De Bont, die in 1976 uit Amsterdam vertrok en in Los Angeles woont, vertelt dat het Rijksmuseum in de jaren zestig en zeventig zijn favoriete museum was. „Ik kwam er zo vaak dat de portiers me kenden en binnenlieten.”
Lovend spreekt hij over zijn band met de fotografieconservatoren en de directie van het museum. Met Dibbits raakte hij in gesprek over de juiste manier van conserveren van fotografie. „Dat is net zo belangrijk als bij oude schilderijen.” Maar het museum had voor het conserveren slechts één medewerker, een tweede kon het zich niet permitteren. De Bont: „Toen zei Dibbits tegen me: ‘Ik denk dat jij dat wel kunt’.” Op kosten van De Bont kon het museum daarna voor vijf jaar een medewerker inhuren voor het beheer van oude foto-prints en –negatieven.

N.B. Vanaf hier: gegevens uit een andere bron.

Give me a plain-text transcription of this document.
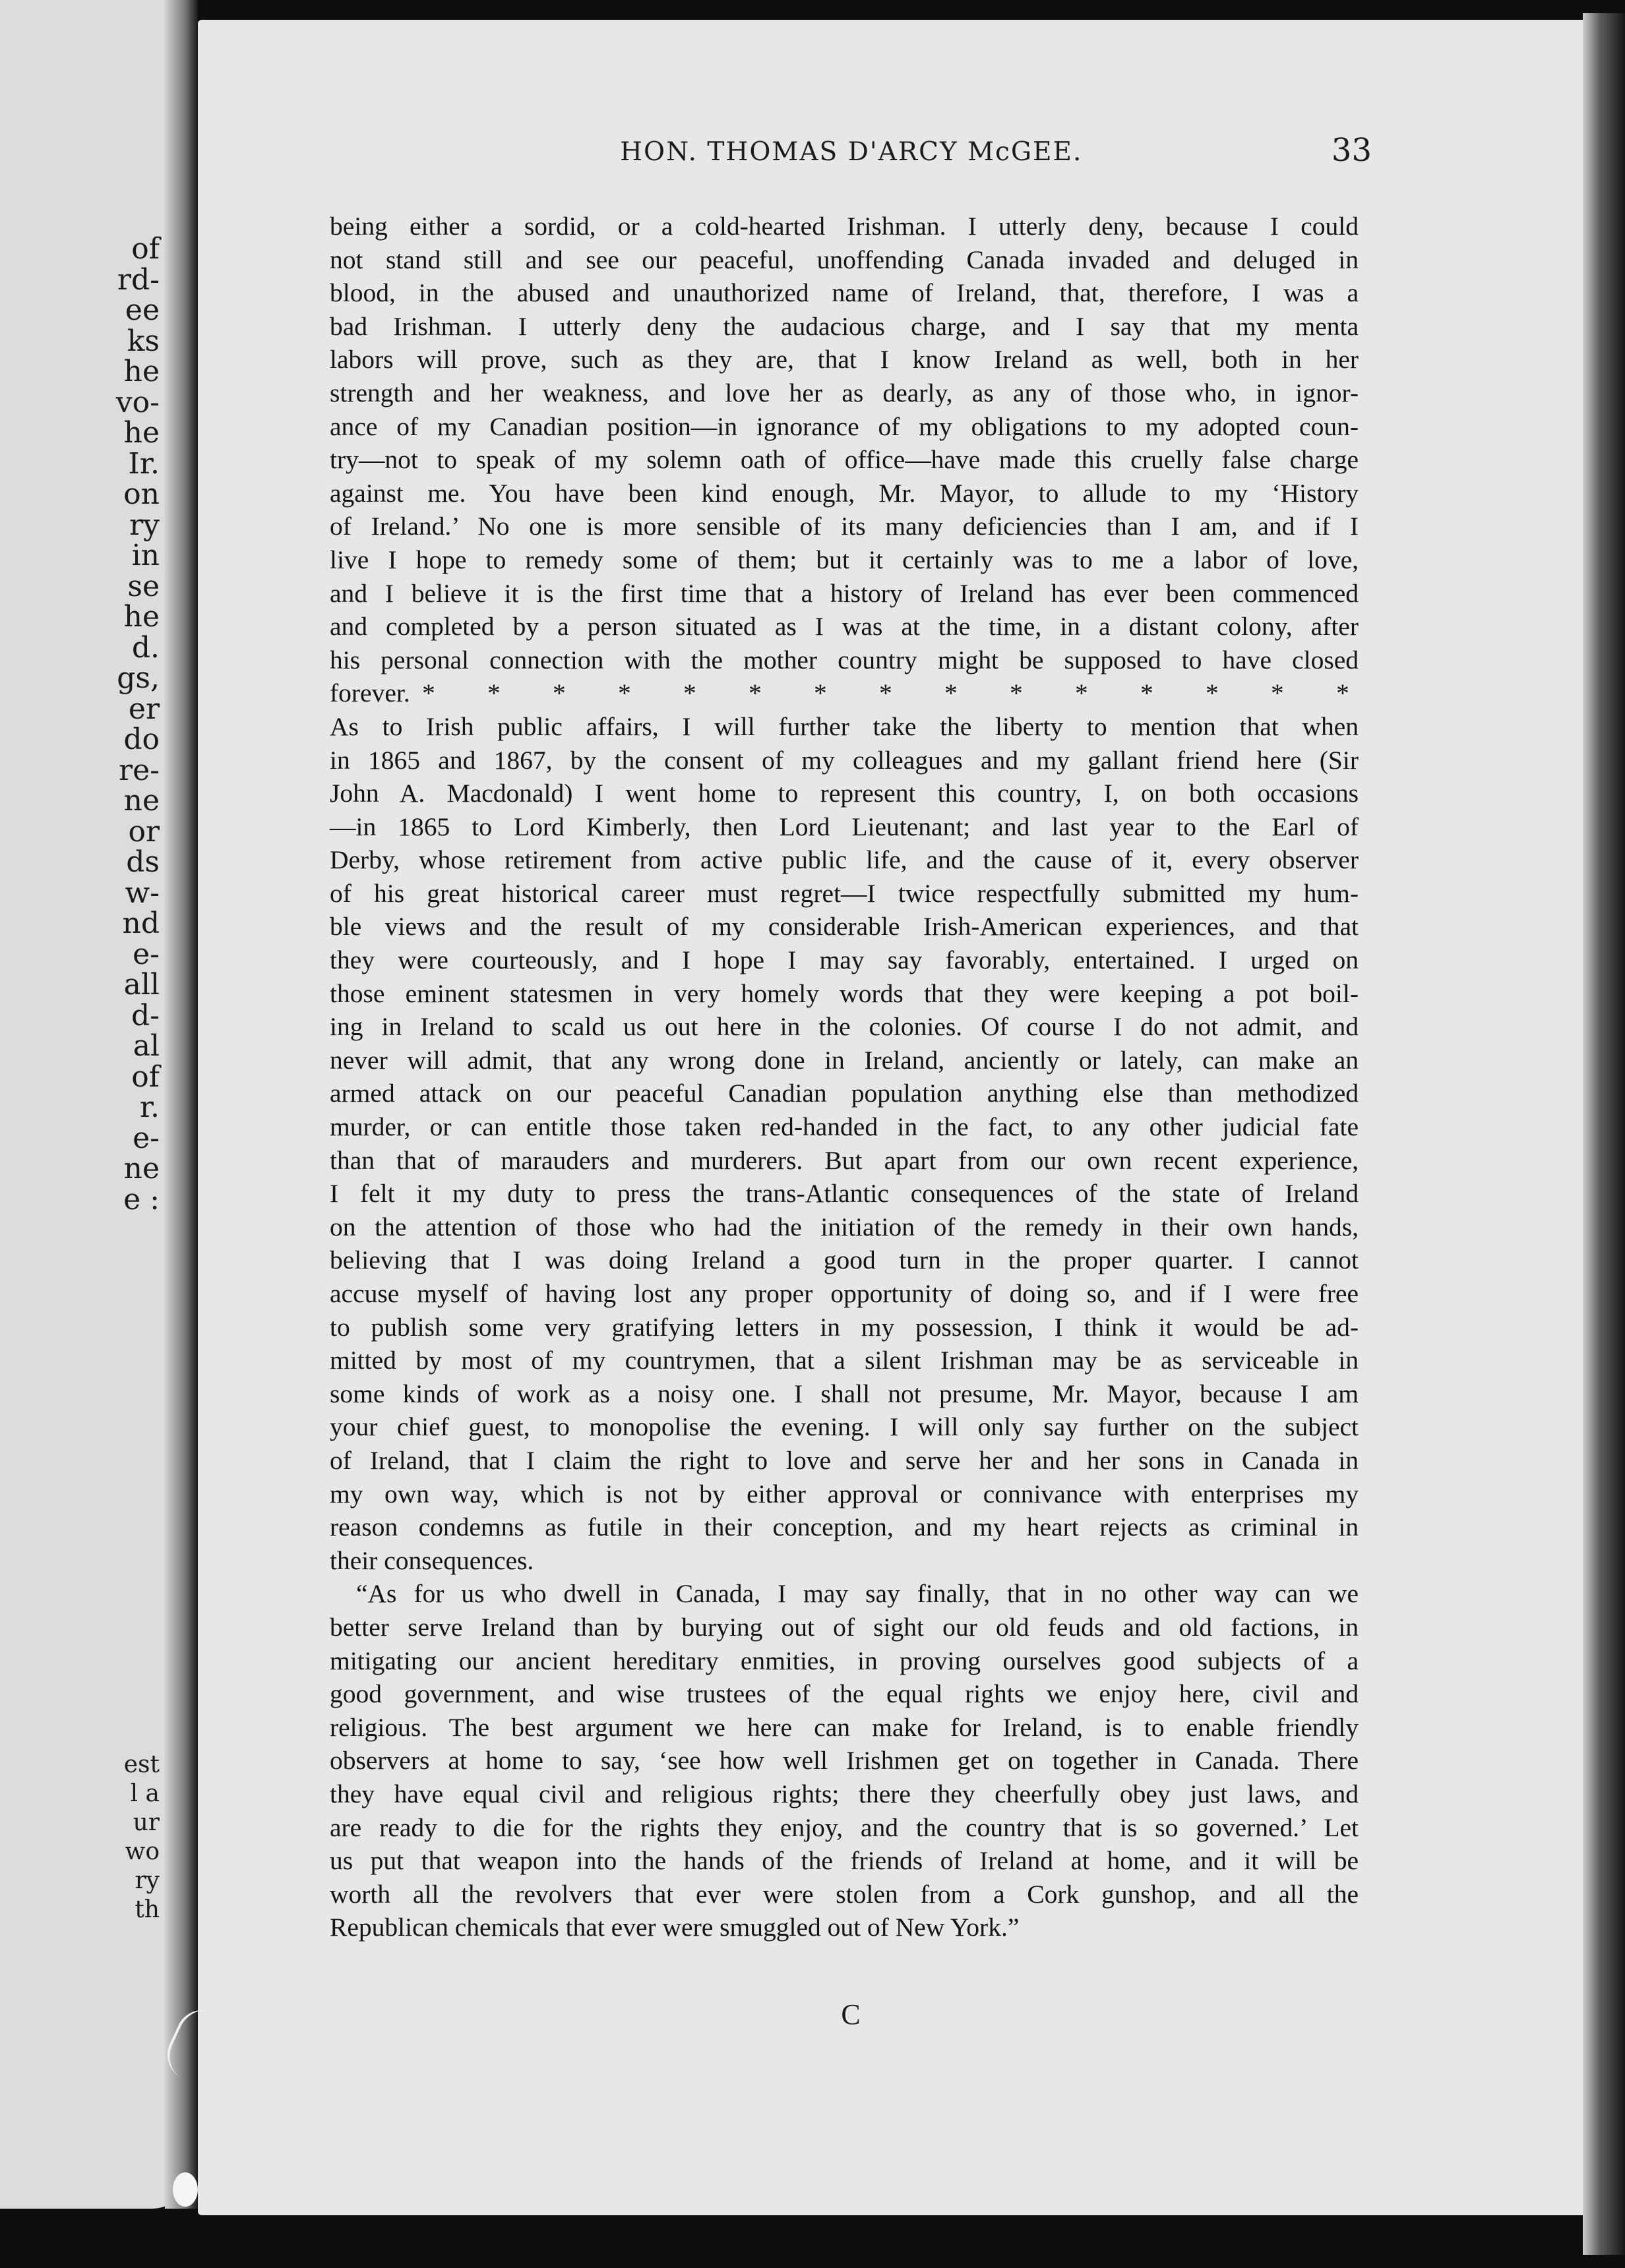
of
rd-
ee
ks
he
vo-
he
Ir.
on
ry
in
se
he
d.
gs,
er
do
re-
ne
or
ds
w-
nd
e-
all
d-
al
of
r.
e-
ne
e :
est
l a
ur
wo
ry
th
HON. THOMAS D'ARCY McGEE.	33
being either a sordid, or a cold-hearted Irishman. I utterly deny, because I could
not stand still and see our peaceful, unoffending Canada invaded and deluged in
blood, in the abused and unauthorized name of Ireland, that, therefore, I was a
bad Irishman. I utterly deny the audacious charge, and I say that my menta
labors will prove, such as they are, that I know Ireland as well, both in her
strength and her weakness, and love her as dearly, as any of those who, in ignor-
ance of my Canadian position—in ignorance of my obligations to my adopted coun-
try—not to speak of my solemn oath of office—have made this cruelly false charge
against me. You have been kind enough, Mr. Mayor, to allude to my ‘History
of Ireland.’ No one is more sensible of its many deficiencies than I am, and if I
live I hope to remedy some of them; but it certainly was to me a labor of love,
and I believe it is the first time that a history of Ireland has ever been commenced
and completed by a person situated as I was at the time, in a distant colony, after
his personal connection with the mother country might be supposed to have closed
forever. * * * * * * * * * * * * * * *
As to Irish public affairs, I will further take the liberty to mention that when
in 1865 and 1867, by the consent of my colleagues and my gallant friend here (Sir
John A. Macdonald) I went home to represent this country, I, on both occasions
—in 1865 to Lord Kimberly, then Lord Lieutenant; and last year to the Earl of
Derby, whose retirement from active public life, and the cause of it, every observer
of his great historical career must regret—I twice respectfully submitted my hum-
ble views and the result of my considerable Irish-American experiences, and that
they were courteously, and I hope I may say favorably, entertained. I urged on
those eminent statesmen in very homely words that they were keeping a pot boil-
ing in Ireland to scald us out here in the colonies. Of course I do not admit, and
never will admit, that any wrong done in Ireland, anciently or lately, can make an
armed attack on our peaceful Canadian population anything else than methodized
murder, or can entitle those taken red-handed in the fact, to any other judicial fate
than that of marauders and murderers. But apart from our own recent experience,
I felt it my duty to press the trans-Atlantic consequences of the state of Ireland
on the attention of those who had the initiation of the remedy in their own hands,
believing that I was doing Ireland a good turn in the proper quarter. I cannot
accuse myself of having lost any proper opportunity of doing so, and if I were free
to publish some very gratifying letters in my possession, I think it would be ad-
mitted by most of my countrymen, that a silent Irishman may be as serviceable in
some kinds of work as a noisy one. I shall not presume, Mr. Mayor, because I am
your chief guest, to monopolise the evening. I will only say further on the subject
of Ireland, that I claim the right to love and serve her and her sons in Canada in
my own way, which is not by either approval or connivance with enterprises my
reason condemns as futile in their conception, and my heart rejects as criminal in
their consequences.
“As for us who dwell in Canada, I may say finally, that in no other way can we
better serve Ireland than by burying out of sight our old feuds and old factions, in
mitigating our ancient hereditary enmities, in proving ourselves good subjects of a
good government, and wise trustees of the equal rights we enjoy here, civil and
religious. The best argument we here can make for Ireland, is to enable friendly
observers at home to say, ‘see how well Irishmen get on together in Canada. There
they have equal civil and religious rights; there they cheerfully obey just laws, and
are ready to die for the rights they enjoy, and the country that is so governed.’ Let
us put that weapon into the hands of the friends of Ireland at home, and it will be
worth all the revolvers that ever were stolen from a Cork gunshop, and all the
Republican chemicals that ever were smuggled out of New York.”
C
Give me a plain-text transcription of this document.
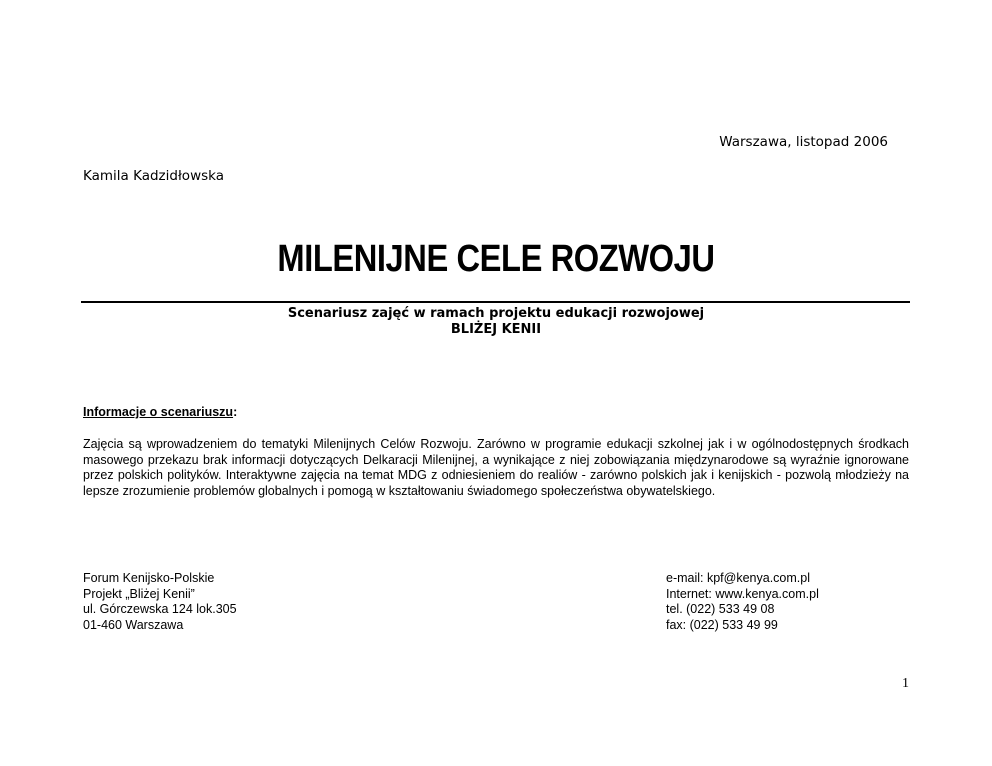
Warszawa, listopad 2006
Kamila Kadzidłowska
MILENIJNE CELE ROZWOJU
Scenariusz zajęć w ramach projektu edukacji rozwojowej
BLIŻEJ KENII
Informacje o scenariuszu:
Zajęcia są wprowadzeniem do tematyki Milenijnych Celów Rozwoju. Zarówno w programie edukacji szkolnej jak i w ogólnodostępnych środkach masowego przekazu brak informacji dotyczących Delkaracji Milenijnej, a wynikające z niej zobowiązania międzynarodowe są wyraźnie ignorowane przez polskich polityków. Interaktywne zajęcia na temat MDG z odniesieniem do realiów - zarówno polskich jak i kenijskich - pozwolą młodzieży na lepsze zrozumienie problemów globalnych i pomogą w kształtowaniu świadomego społeczeństwa obywatelskiego.
Forum Kenijsko-Polskie
Projekt „Bliżej Kenii”
ul. Górczewska 124 lok.305
01-460 Warszawa
e-mail: kpf@kenya.com.pl
Internet: www.kenya.com.pl
tel. (022) 533 49 08
fax: (022) 533 49 99
1
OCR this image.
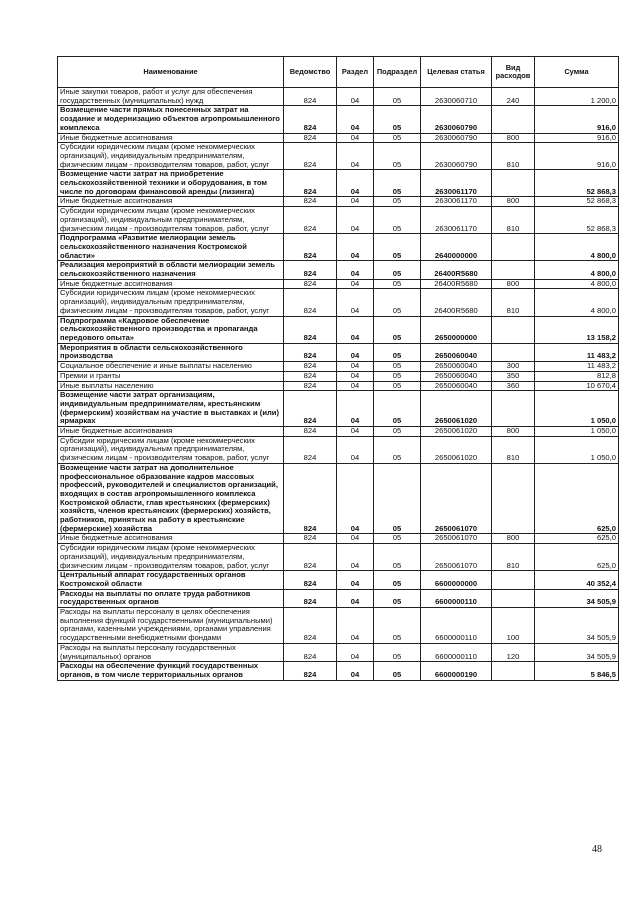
Наименование	Ведомство	Раздел	Подраздел	Целевая статья	Вид расходов	Сумма
Иные закупки товаров, работ и услуг для обеспечения государственных (муниципальных) нужд	824	04	05	2630060710	240	1 200,0
Возмещение части прямых понесенных затрат на создание и модернизацию объектов агропромышленного комплекса	824	04	05	2630060790		916,0
Иные бюджетные ассигнования	824	04	05	2630060790	800	916,0
Субсидии юридическим лицам (кроме некоммерческих организаций), индивидуальным предпринимателям, физическим лицам - производителям товаров, работ, услуг	824	04	05	2630060790	810	916,0
Возмещение части затрат на приобретение сельскохозяйственной техники и оборудования, в том числе по договорам финансовой аренды (лизинга)	824	04	05	2630061170		52 868,3
Иные бюджетные ассигнования	824	04	05	2630061170	800	52 868,3
Субсидии юридическим лицам (кроме некоммерческих организаций), индивидуальным предпринимателям, физическим лицам - производителям товаров, работ, услуг	824	04	05	2630061170	810	52 868,3
Подпрограмма «Развитие мелиорации земель сельскохозяйственного назначения Костромской области»	824	04	05	2640000000		4 800,0
Реализация мероприятий в области мелиорации земель сельскохозяйственного назначения	824	04	05	26400R5680		4 800,0
Иные бюджетные ассигнования	824	04	05	26400R5680	800	4 800,0
Субсидии юридическим лицам (кроме некоммерческих организаций), индивидуальным предпринимателям, физическим лицам - производителям товаров, работ, услуг	824	04	05	26400R5680	810	4 800,0
Подпрограмма «Кадровое обеспечение сельскохозяйственного производства и пропаганда передового опыта»	824	04	05	2650000000		13 158,2
Мероприятия в области сельскохозяйственного производства	824	04	05	2650060040		11 483,2
Социальное обеспечение и иные выплаты населению	824	04	05	2650060040	300	11 483,2
Премии и гранты	824	04	05	2650060040	350	812,8
Иные выплаты населению	824	04	05	2650060040	360	10 670,4
Возмещение части затрат организациям, индивидуальным предпринимателям, крестьянским (фермерским) хозяйствам на участие в выставках и (или) ярмарках	824	04	05	2650061020		1 050,0
Иные бюджетные ассигнования	824	04	05	2650061020	800	1 050,0
Субсидии юридическим лицам (кроме некоммерческих организаций), индивидуальным предпринимателям, физическим лицам - производителям товаров, работ, услуг	824	04	05	2650061020	810	1 050,0
Возмещение части затрат на дополнительное профессиональное образование кадров массовых профессий, руководителей и специалистов организаций, входящих в состав агропромышленного комплекса Костромской области, глав крестьянских (фермерских) хозяйств, членов крестьянских (фермерских) хозяйств, работников, принятых на работу в крестьянские (фермерские) хозяйства	824	04	05	2650061070		625,0
Иные бюджетные ассигнования	824	04	05	2650061070	800	625,0
Субсидии юридическим лицам (кроме некоммерческих организаций), индивидуальным предпринимателям, физическим лицам - производителям товаров, работ, услуг	824	04	05	2650061070	810	625,0
Центральный аппарат государственных органов Костромской области	824	04	05	6600000000		40 352,4
Расходы на выплаты по оплате труда работников государственных органов	824	04	05	6600000110		34 505,9
Расходы на выплаты персоналу в целях обеспечения выполнения функций государственными (муниципальными) органами, казенными учреждениями, органами управления государственными внебюджетными фондами	824	04	05	6600000110	100	34 505,9
Расходы на выплаты персоналу государственных (муниципальных) органов	824	04	05	6600000110	120	34 505,9
Расходы на обеспечение функций государственных органов, в том числе территориальных органов	824	04	05	6600000190		5 846,5
48
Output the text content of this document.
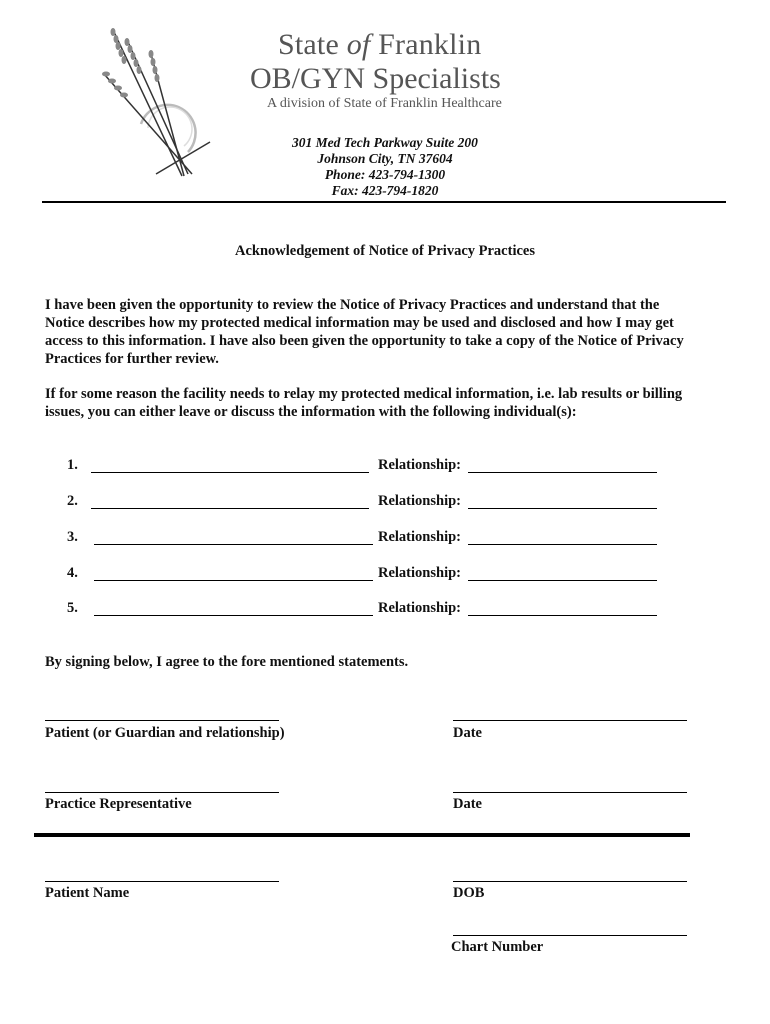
State of Franklin
OB/GYN Specialists
A division of State of Franklin Healthcare
301 Med Tech Parkway Suite 200
Johnson City, TN 37604
Phone: 423-794-1300
Fax: 423-794-1820
Acknowledgement of Notice of Privacy Practices
I have been given the opportunity to review the Notice of Privacy Practices and understand that the
Notice describes how my protected medical information may be used and disclosed and how I may get
access to this information. I have also been given the opportunity to take a copy of the Notice of Privacy
Practices for further review.
If for some reason the facility needs to relay my protected medical information, i.e. lab results or billing
issues, you can either leave or discuss the information with the following individual(s):
1.	Relationship:
2.	Relationship:
3.	Relationship:
4.	Relationship:
5.	Relationship:
By signing below, I agree to the fore mentioned statements.
Patient (or Guardian and relationship)	Date
Practice Representative	Date
Patient Name	DOB
Chart Number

Dat hij iets terug kan geven aan zijn vaderland, aan het museum waar hij verliefd raakte op kunst, noemt De Bont, die na vijftig jaar in de VS alleen nog Engels spreekt, „super satisfying”. Iets teruggeven aan je vaderland is geweldig, maakt hem trots, zegt hij. „En daarvoor hoef je niet, zoals ik, in het buitenland te wonen. Je kunt ook schenken als je hier woont.”